Altaroma gennaio 2019. “Upcycling”: il riutilizzo haute couture di Guillermo Mariotto
Gattinoni chiude l’edizione Altaroma di gennaio 2019 sfilando al Macro Asilo di Via Reggio Emilia. L’estro creativo, spesso dissacrante, di Guillermo Mariotto sembra essersi infiammato nel rovistare nell’archivio della maison per rivisitare in modo sorprendente, a modo suo, le storiche creazioni di Fernanda Gattinoni. “Upcycling”, riutilizzo è il nome dato alla collezione, tradotto ne “il sapere delle mani unito alla disciplina della Couture”
Tradizione e modernità, artigianalità e sperimentazioni di nuove materie, manualità e riciclo, ecco il percorso dell’ispirazione che ha condotto il direttore creativo di Gattinoni a costruire una collezione insolita e complessa, difficile da descrivere per la singolarità di ogni capo, bella, sorprendente, di non facile comprensione, che pone molti interrogativi sulle scelte operate da Guillermo Mariotto e Valentina Ilardi che dalla p/e 2019 lo sta affiancato nella creazione della collezione couture.
Forte ispirazione rinascimentale, riconoscibile nei drappeggi dei tessuti e sottolineata dalle cuffie a rete che raccolgono i capelli delle modelle, anche quelli della modella che veste, su una gonna couture dal taglio asimmetrico e dall’orlo a punte, un modernissimo bomber over color bruciato con ricami importanti e innesti di colore fucsia sulle maniche. Le modelle sfoggiano trucco pop sulle palpebre pesantemente segnate dal un colore acceso, fluorescente che ne drammatizza il volto. Trasparenze e orli sfilacciati, stampe -molto riuscite quelle con gli stemmi di casa Savoia e dei Romanov-; tessuti dipinti a mano; ricami a profusione; asimmetrie nei tagli, nei drappeggi e nei volumi che talvolta fanno pensare a un lavoro incompiuto, come nell’outfit dalla gonna in satin color carne chiusa da agugliate a punto croce che si interrompono bruscamente; lacci, ingentiliti in un fiocco, che sembrano aver il compito di creare il drappeggio e sostenere il peso della sopragonna in satin su abito doppiato da una blusa con cappuccio: tutti elementi sciolti di una collezione che sfugge ad una definizione. Colori polverosi, accanto a colori fluo; giallo, fucsia, arancio, mixati al verde army, al celeste polvere, al ceruleo ed al bordeaux.

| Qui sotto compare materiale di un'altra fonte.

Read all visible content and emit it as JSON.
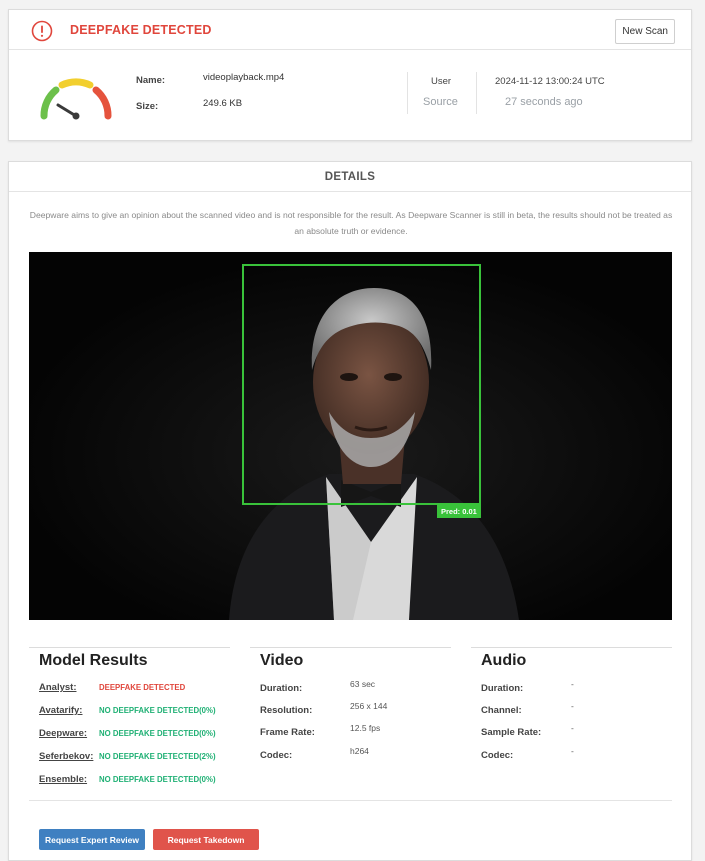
{
  "header": {
    "status_title": "DEEPFAKE DETECTED",
    "new_scan_label": "New Scan",
    "icon": "alert-circle-icon"
  },
  "file": {
    "name_label": "Name:",
    "name_value": "videoplayback.mp4",
    "size_label": "Size:",
    "size_value": "249.6 KB"
  },
  "source": {
    "user_label": "User",
    "source_label": "Source",
    "timestamp": "2024-11-12 13:00:24 UTC",
    "relative_time": "27 seconds ago"
  },
  "details": {
    "title": "DETAILS",
    "disclaimer": "Deepware aims to give an opinion about the scanned video and is not responsible for the result. As Deepware Scanner is still in beta, the results should not be treated as an absolute truth or evidence.",
    "prediction_label": "Pred: 0.01"
  },
  "model_results": {
    "title": "Model Results",
    "rows": [
      {
        "model": "Analyst:",
        "result": "DEEPFAKE DETECTED",
        "status": "bad"
      },
      {
        "model": "Avatarify:",
        "result": "NO DEEPFAKE DETECTED(0%)",
        "status": "good"
      },
      {
        "model": "Deepware:",
        "result": "NO DEEPFAKE DETECTED(0%)",
        "status": "good"
      },
      {
        "model": "Seferbekov:",
        "result": "NO DEEPFAKE DETECTED(2%)",
        "status": "good"
      },
      {
        "model": "Ensemble:",
        "result": "NO DEEPFAKE DETECTED(0%)",
        "status": "good"
      }
    ]
  },
  "video": {
    "title": "Video",
    "rows": [
      {
        "label": "Duration:",
        "value": "63 sec"
      },
      {
        "label": "Resolution:",
        "value": "256 x 144"
      },
      {
        "label": "Frame Rate:",
        "value": "12.5 fps"
      },
      {
        "label": "Codec:",
        "value": "h264"
      }
    ]
  },
  "audio": {
    "title": "Audio",
    "rows": [
      {
        "label": "Duration:",
        "value": "-"
      },
      {
        "label": "Channel:",
        "value": "-"
      },
      {
        "label": "Sample Rate:",
        "value": "-"
      },
      {
        "label": "Codec:",
        "value": "-"
      }
    ]
  },
  "actions": {
    "request_review_label": "Request Expert Review",
    "request_takedown_label": "Request Takedown"
  },
  "colors": {
    "danger": "#e0463c",
    "success": "#1fb074",
    "primary": "#3f80c1",
    "face_box": "#39c23a"
  }
}
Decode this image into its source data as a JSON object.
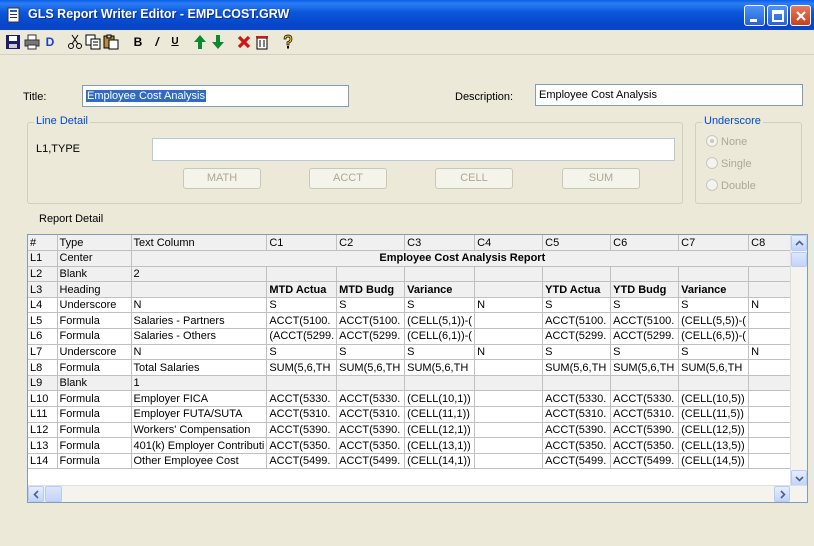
{
  "window": {
    "title": "GLS Report Writer Editor - EMPLCOST.GRW",
    "controls": [
      "minimize-icon",
      "maximize-icon",
      "close-icon"
    ]
  },
  "toolbar": {
    "icons": [
      "save-icon",
      "print-icon",
      "d-icon",
      "cut-icon",
      "copy-icon",
      "paste-icon",
      "bold-icon",
      "italic-icon",
      "underline-icon",
      "move-up-icon",
      "move-down-icon",
      "delete-icon",
      "trash-icon",
      "help-icon"
    ],
    "d_label": "D",
    "bold_label": "B",
    "italic_label": "/",
    "underline_label": "U"
  },
  "form": {
    "title_label": "Title:",
    "title_value": "Employee Cost Analysis",
    "description_label": "Description:",
    "description_value": "Employee Cost Analysis"
  },
  "line_detail": {
    "group_label": "Line Detail",
    "line_label": "L1,TYPE",
    "field_value": "",
    "buttons": [
      "MATH",
      "ACCT",
      "CELL",
      "SUM"
    ]
  },
  "underscore": {
    "group_label": "Underscore",
    "options": [
      "None",
      "Single",
      "Double"
    ],
    "selected": "None"
  },
  "report_detail": {
    "label": "Report Detail",
    "columns": [
      "#",
      "Type",
      "Text Column",
      "C1",
      "C2",
      "C3",
      "C4",
      "C5",
      "C6",
      "C7",
      "C8"
    ],
    "merged_row": {
      "id": "L1",
      "type": "Center",
      "text": "Employee Cost Analysis Report"
    },
    "rows": [
      {
        "id": "L2",
        "type": "Blank",
        "cells": [
          "2",
          "",
          "",
          "",
          "",
          "",
          "",
          "",
          ""
        ],
        "bold": false
      },
      {
        "id": "L3",
        "type": "Heading",
        "cells": [
          "",
          "MTD Actua",
          "MTD Budg",
          "Variance",
          "",
          "YTD Actua",
          "YTD Budg",
          "Variance",
          ""
        ],
        "bold": true
      },
      {
        "id": "L4",
        "type": "Underscore",
        "cells": [
          "N",
          "S",
          "S",
          "S",
          "N",
          "S",
          "S",
          "S",
          "N"
        ],
        "bold": false
      },
      {
        "id": "L5",
        "type": "Formula",
        "cells": [
          "Salaries - Partners",
          "ACCT(5100.",
          "ACCT(5100.",
          "(CELL(5,1))-(",
          "",
          "ACCT(5100.",
          "ACCT(5100.",
          "(CELL(5,5))-(",
          ""
        ],
        "bold": false
      },
      {
        "id": "L6",
        "type": "Formula",
        "cells": [
          "Salaries - Others",
          "(ACCT(5299.",
          "ACCT(5299.",
          "(CELL(6,1))-(",
          "",
          "ACCT(5299.",
          "ACCT(5299.",
          "(CELL(6,5))-(",
          ""
        ],
        "bold": false
      },
      {
        "id": "L7",
        "type": "Underscore",
        "cells": [
          "N",
          "S",
          "S",
          "S",
          "N",
          "S",
          "S",
          "S",
          "N"
        ],
        "bold": false
      },
      {
        "id": "L8",
        "type": "Formula",
        "cells": [
          "Total Salaries",
          "SUM(5,6,TH",
          "SUM(5,6,TH",
          "SUM(5,6,TH",
          "",
          "SUM(5,6,TH",
          "SUM(5,6,TH",
          "SUM(5,6,TH",
          ""
        ],
        "bold": false
      },
      {
        "id": "L9",
        "type": "Blank",
        "cells": [
          "1",
          "",
          "",
          "",
          "",
          "",
          "",
          "",
          ""
        ],
        "bold": false
      },
      {
        "id": "L10",
        "type": "Formula",
        "cells": [
          "Employer FICA",
          "ACCT(5330.",
          "ACCT(5330.",
          "(CELL(10,1))",
          "",
          "ACCT(5330.",
          "ACCT(5330.",
          "(CELL(10,5))",
          ""
        ],
        "bold": false
      },
      {
        "id": "L11",
        "type": "Formula",
        "cells": [
          "Employer FUTA/SUTA",
          "ACCT(5310.",
          "ACCT(5310.",
          "(CELL(11,1))",
          "",
          "ACCT(5310.",
          "ACCT(5310.",
          "(CELL(11,5))",
          ""
        ],
        "bold": false
      },
      {
        "id": "L12",
        "type": "Formula",
        "cells": [
          "Workers' Compensation",
          "ACCT(5390.",
          "ACCT(5390.",
          "(CELL(12,1))",
          "",
          "ACCT(5390.",
          "ACCT(5390.",
          "(CELL(12,5))",
          ""
        ],
        "bold": false
      },
      {
        "id": "L13",
        "type": "Formula",
        "cells": [
          "401(k) Employer Contributi",
          "ACCT(5350.",
          "ACCT(5350.",
          "(CELL(13,1))",
          "",
          "ACCT(5350.",
          "ACCT(5350.",
          "(CELL(13,5))",
          ""
        ],
        "bold": false
      },
      {
        "id": "L14",
        "type": "Formula",
        "cells": [
          "Other Employee Cost",
          "ACCT(5499.",
          "ACCT(5499.",
          "(CELL(14,1))",
          "",
          "ACCT(5499.",
          "ACCT(5499.",
          "(CELL(14,5))",
          ""
        ],
        "bold": false
      }
    ]
  },
  "colors": {
    "titlebar": "#0B58DB",
    "selection": "#316AC5",
    "group_title": "#0046D5",
    "grid_shade": "#F0F0F0"
  }
}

Mariotto sorprende definitivamente con gli abiti da sposa usando il grigio, permettendo trasparenze e bustier steccati. Il più riuscito degli abiti è sicuramente di forte ispirazione rinascimentale nel coprispalle, esile nel tessuto e allo stesso tempo importante nella costruzione: un abito dal tessuto ricoperto da incrostazioni che sembrano frammenti di vetro colorati. Tutti al di fuori della tradizione dove il velo è inesistente, cortissimo o sostituito da un cappuccio. L’atmosfera però è spettrale, pur se le uscite sono accompagnate dall’ Ave Maria cantata da Giuni Russo: quasi un incedere della sposa verso un futuro penoso privo di luce; mancano la luminosità, lo splendore, la solennità, la gioiosità dell’evento.
Come ormai è consueto gli abiti della collezione sono completati da gioielli realizzati in esclusiva per Gattinoni da Gianni De Benedittis.
Da apprezzare la regia della sfilata che si svolge tra le opere d’arte –che fanno da sfondo- della sorella dello stilista Gina Mariotto che la ha voluta accanto perché trasferisse la sua arte sul tulle dei suoi sorprendenti abiti. La sfilata è divisa in quattro parti, ognuna introdotta da una bella voce femminile fuori campo che ne definisce il contenuto attraverso i movimenti -leggero, flessuoso, libero, allegro, vivace con brio, appassionato, ecc.-, della musica di uno Chopin rivisitato che accompagnerà l’incedere delle modelle.